Em 2010, a empresa Cais Mauá do Brasil ganhou a concessão para explorar o local por 25 anos. Conforme levantado pelos jornalistas Naira Hofmeister, Elmar Bones e Patrícia Marini, em especial do jornal Já, em 2019, a empresa prometia investir R$ 500 milhões para implantar em quatro anos um novo polo empresarial e comercial na área do antigo porto da Capital.

Com os recursos da exploração comercial e imobiliária, seriam pagos os restauros dos bens tombados pelo patrimônio. Sem dar início às obras e depois de várias infrações cometidas pela empresa, o governador Eduardo Leite (PSDB) rescindiu o contrato com a empresa no ano passado. 

Em janeiro deste ano, o Banco Nacional de Desenvolvimento Econômico e Social (BNDES) e o Governo do Estado do Rio Grande do Sul assinaram contrato para realização de estudos que definirão a nova modelagem de revitalização do Cais Mauá. Atualmente o projeto está nas mãos do Consórcio Revitaliza, responsável pela gerência da obra. 

De acordo com o coordenador do Projeto Revitalização do Cais Mauá, Juliano Greve, a modelagem está na fase inicial, na qual os consultores estão coletando informações e sugestões de diversos grupos da sociedade para identificar a melhor destinação da área. Ainda não foi decidido o que vai funcionar no local. 

Em entrevista à Associação Comercial de Porto Alegre, o secretário extraordinário de Parcerias do RS, Leonardo Busatto, afirmou que o fomento do Cais Mauá se dará pela utilização da população, de empreendedores e pela implementação de atividades da economia criativa nesta grande área da cidade.

Sem comentar o montante do investimento que tem sido feito, disse apenas que estudos estão avaliando e orçando os possíveis montantes de investimentos necessários. 

Já o coordenador da Frente Parlamentar do Cais do Porto, o vereador de Porto Alegre Leonel Radde (PT), comenta não ser contrário às parcerias público-privadas em algum momento atuando junto ao Cais, por ser uma área considerável que necessita de investimentos em infraestrutura. 

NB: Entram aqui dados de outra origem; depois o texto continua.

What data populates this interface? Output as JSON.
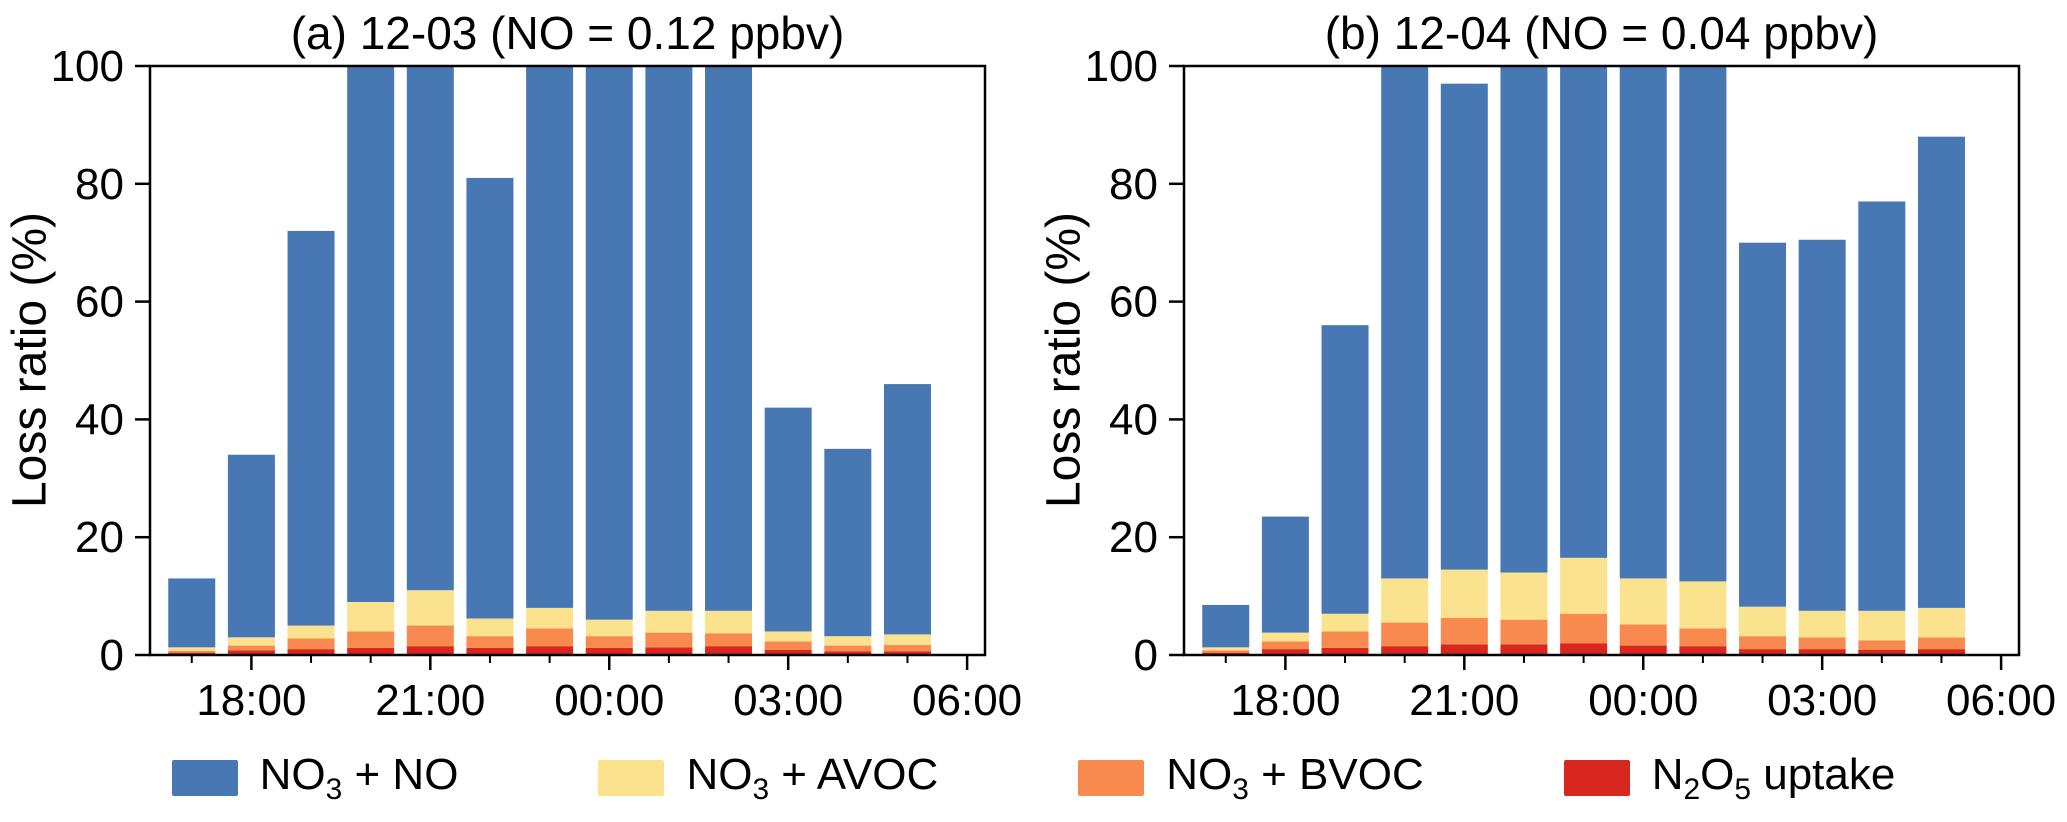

Contudo, salienta que jamais essas iniciativas devem impedir o acesso ao espaço e nem retirar o controle público sobre aqueles imóveis. “Hoje o Cais está entregue a uma lógica privatista, fazendo com que ele seja degradado para que depois se ofereçam soluções capitaneadas pela iniciativa privada, que restringe o acesso a um espaço nobre para aqueles que possuem recursos para o acesso a um espaço outrora público”, ressalta o vereador. 

Conforme frisa o parlamentar, a cidade deve ser acessível a todos os indivíduos, que podem usufruir dos seus espaços e dos seus bens naturais e culturais, exatamente o oposto do que vem acontecendo em Porto Alegre.

“Para garantir um Cais para todos, devemos demonstrar que o Cais pertence à população de Porto Alegre e que o poder público deve realizar o fomento para que alternativas culturais e econômicas sejam colocadas em prática naquele espaço, sem excluir o seu acesso”, expõe. 

Espaço voltado para a cultura e lazer se torna cada vez mais comercial

O Caís e seus armazéns, em várias ocasiões, foram palco para eventos culturais. Entre eles a Bienal do Mercosul, a Feira do Livro e o Fórum Social Mundial. 

Conforme aponta o presidente do Instituto de Arquitetos do Brasil - RS (IABRS), Rafael Pavan dos Passos, o Cais tinha uma vitalidade. Ainda que restrita aos eventos, vinha se consolidando como um espaço para a cultura. 

“De repente surge um projeto que leva esse Cais para a ideia de um grande shopping a céu aberto, que seriam os próprios armazéns, um grande shopping junto ao Gasômetro e as torres comerciais do outro lado, e apenas dois galpões para o uso da cultura”, pontua Rafael. 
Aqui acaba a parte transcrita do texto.